Apologie du mouton noir,

de la brebis galeuse et autres vilains petits canards. Apologie des allergiques à la ligne et au cadre, des rétifs à l'opinion prescrite, aux émotions imposées et aux catéchismes de toutes les doctrines. Apologie de ceux que l'on pointe du doigt, de celles dont on se détourne avec une mou d'hypocrite pitié, en riant. Celles et ceux qui n'obtiennent rien parce qu'ils ne demandent rien à personne, qui ne réussiront jamais dans la vie parce qu'ils n'acceptent pas de, ou ne veulent pas que, ou ne se résignent pas à.
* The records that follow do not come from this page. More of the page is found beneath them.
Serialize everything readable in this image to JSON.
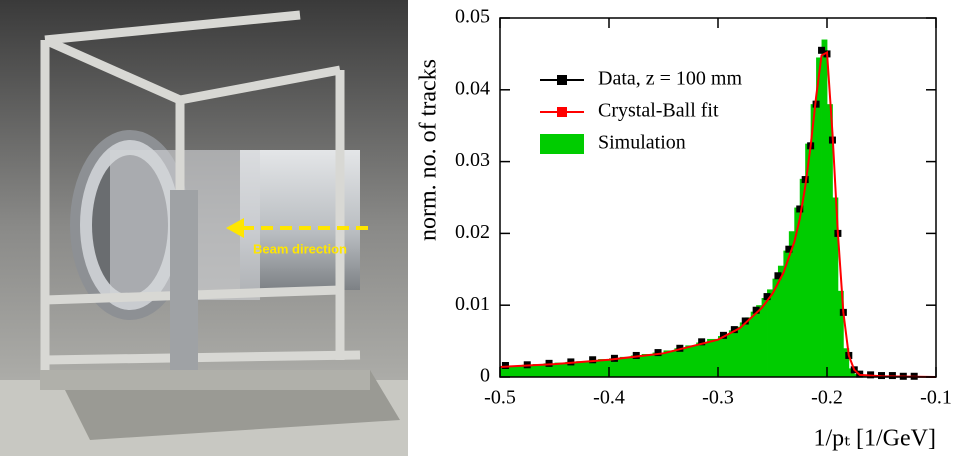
{
  "photo": {
    "annotation": "Beam direction"
  },
  "chart_data": {
    "type": "line",
    "xlabel": "1/pₜ [1/GeV]",
    "ylabel": "norm. no. of tracks",
    "xlim": [
      -0.5,
      -0.1
    ],
    "xticks": [
      -0.5,
      -0.4,
      -0.3,
      -0.2,
      -0.1
    ],
    "ylim": [
      0,
      0.05
    ],
    "yticks": [
      0,
      0.01,
      0.02,
      0.03,
      0.04,
      0.05
    ],
    "legend": "upper left",
    "series": [
      {
        "name": "Data, z = 100 mm",
        "color": "#000000",
        "marker": "square",
        "x": [
          -0.495,
          -0.475,
          -0.455,
          -0.435,
          -0.415,
          -0.395,
          -0.375,
          -0.355,
          -0.335,
          -0.315,
          -0.295,
          -0.285,
          -0.275,
          -0.265,
          -0.255,
          -0.245,
          -0.235,
          -0.225,
          -0.22,
          -0.215,
          -0.21,
          -0.205,
          -0.2,
          -0.195,
          -0.19,
          -0.185,
          -0.18,
          -0.175,
          -0.17,
          -0.16,
          -0.15,
          -0.14,
          -0.13,
          -0.12
        ],
        "values": [
          0.0016,
          0.0017,
          0.0019,
          0.0021,
          0.0024,
          0.0026,
          0.003,
          0.0034,
          0.004,
          0.0049,
          0.0058,
          0.0066,
          0.0078,
          0.0093,
          0.0112,
          0.0141,
          0.0178,
          0.0234,
          0.0275,
          0.0322,
          0.038,
          0.0455,
          0.045,
          0.033,
          0.02,
          0.009,
          0.003,
          0.001,
          0.0004,
          0.0003,
          0.0002,
          0.0002,
          0.0001,
          0.0001
        ]
      },
      {
        "name": "Crystal-Ball fit",
        "color": "#ff0000",
        "x": [
          -0.5,
          -0.45,
          -0.4,
          -0.35,
          -0.3,
          -0.28,
          -0.26,
          -0.25,
          -0.24,
          -0.23,
          -0.225,
          -0.22,
          -0.215,
          -0.21,
          -0.205,
          -0.2,
          -0.195,
          -0.19,
          -0.185,
          -0.18,
          -0.175,
          -0.17,
          -0.15,
          -0.1
        ],
        "values": [
          0.0014,
          0.0018,
          0.0024,
          0.0033,
          0.0052,
          0.0068,
          0.0096,
          0.0116,
          0.0145,
          0.0188,
          0.022,
          0.0265,
          0.0322,
          0.039,
          0.0448,
          0.0452,
          0.034,
          0.02,
          0.009,
          0.003,
          0.001,
          0.0003,
          0.0001,
          0
        ]
      },
      {
        "name": "Simulation",
        "color": "#00cc00",
        "bins": [
          -0.5,
          -0.49,
          -0.48,
          -0.47,
          -0.46,
          -0.45,
          -0.44,
          -0.43,
          -0.42,
          -0.41,
          -0.4,
          -0.39,
          -0.38,
          -0.37,
          -0.36,
          -0.35,
          -0.34,
          -0.33,
          -0.32,
          -0.31,
          -0.3,
          -0.295,
          -0.29,
          -0.285,
          -0.28,
          -0.275,
          -0.27,
          -0.265,
          -0.26,
          -0.255,
          -0.25,
          -0.245,
          -0.24,
          -0.235,
          -0.23,
          -0.225,
          -0.22,
          -0.215,
          -0.21,
          -0.205,
          -0.2,
          -0.195,
          -0.19,
          -0.185,
          -0.18,
          -0.175,
          -0.17,
          -0.165,
          -0.16,
          -0.155
        ],
        "values": [
          0.0015,
          0.0016,
          0.0017,
          0.0018,
          0.0019,
          0.002,
          0.0021,
          0.0022,
          0.0023,
          0.0025,
          0.0026,
          0.0028,
          0.003,
          0.0032,
          0.0034,
          0.0037,
          0.004,
          0.0044,
          0.0048,
          0.0053,
          0.0057,
          0.006,
          0.0065,
          0.007,
          0.0076,
          0.0083,
          0.0091,
          0.01,
          0.011,
          0.0122,
          0.0137,
          0.0155,
          0.0176,
          0.0203,
          0.0236,
          0.0276,
          0.0325,
          0.038,
          0.0445,
          0.047,
          0.038,
          0.025,
          0.012,
          0.004,
          0.0012,
          0.0004,
          0.0002,
          0.0001,
          0.0001
        ]
      }
    ]
  }
}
Parce qu'il s'en foutent, au fond, de réussir ; et qu'est-ce que ça veut dire ? Qui ne servent à rien car ils ne veulent servir à personne. Celles et ceux qui n'existent pas, qui n'auront jamais existé, incapables de faire de leur nom une marque crédible, c'est-à-dire rentable. Ceux qui se trompent de ton, de style, de sujet. Celles qui ne sentent pas leur époque. Qui n'ont rien entre les mains qu'ils puissent vendre, parce que ça ne plaît pas leur truc, ça marchera pas, y'a pas de public pour ça. Ceux et celles qui, sous les éphémères sunlights des médias amnésiques, défendent au tribunal la cause perdue d'avance des gens ordinaires contre la propagande des puissants, contre le fric des vainqueurs. Les ratés lucides qui survivent comme ils peuvent dans un monde qu'ils comprennent trop bien pour désirer y participer. Ces amoureux de la liberté, que l'on appelle perdants alors qu'ils n'ont jamais chercher à gagner. Qui habitent un moment les pages obscures des blogs peu consultés avant de préférer ne pas. Qui disparaissent sans bruit et sans autres traces que des liasses de feuillets jaunis aux fond de tiroirs poussiéreux, des photos dans des boites, des peintures qui moisissent à la cave, ou qui ne laissent rien parce qu'ils ont tout brûlé.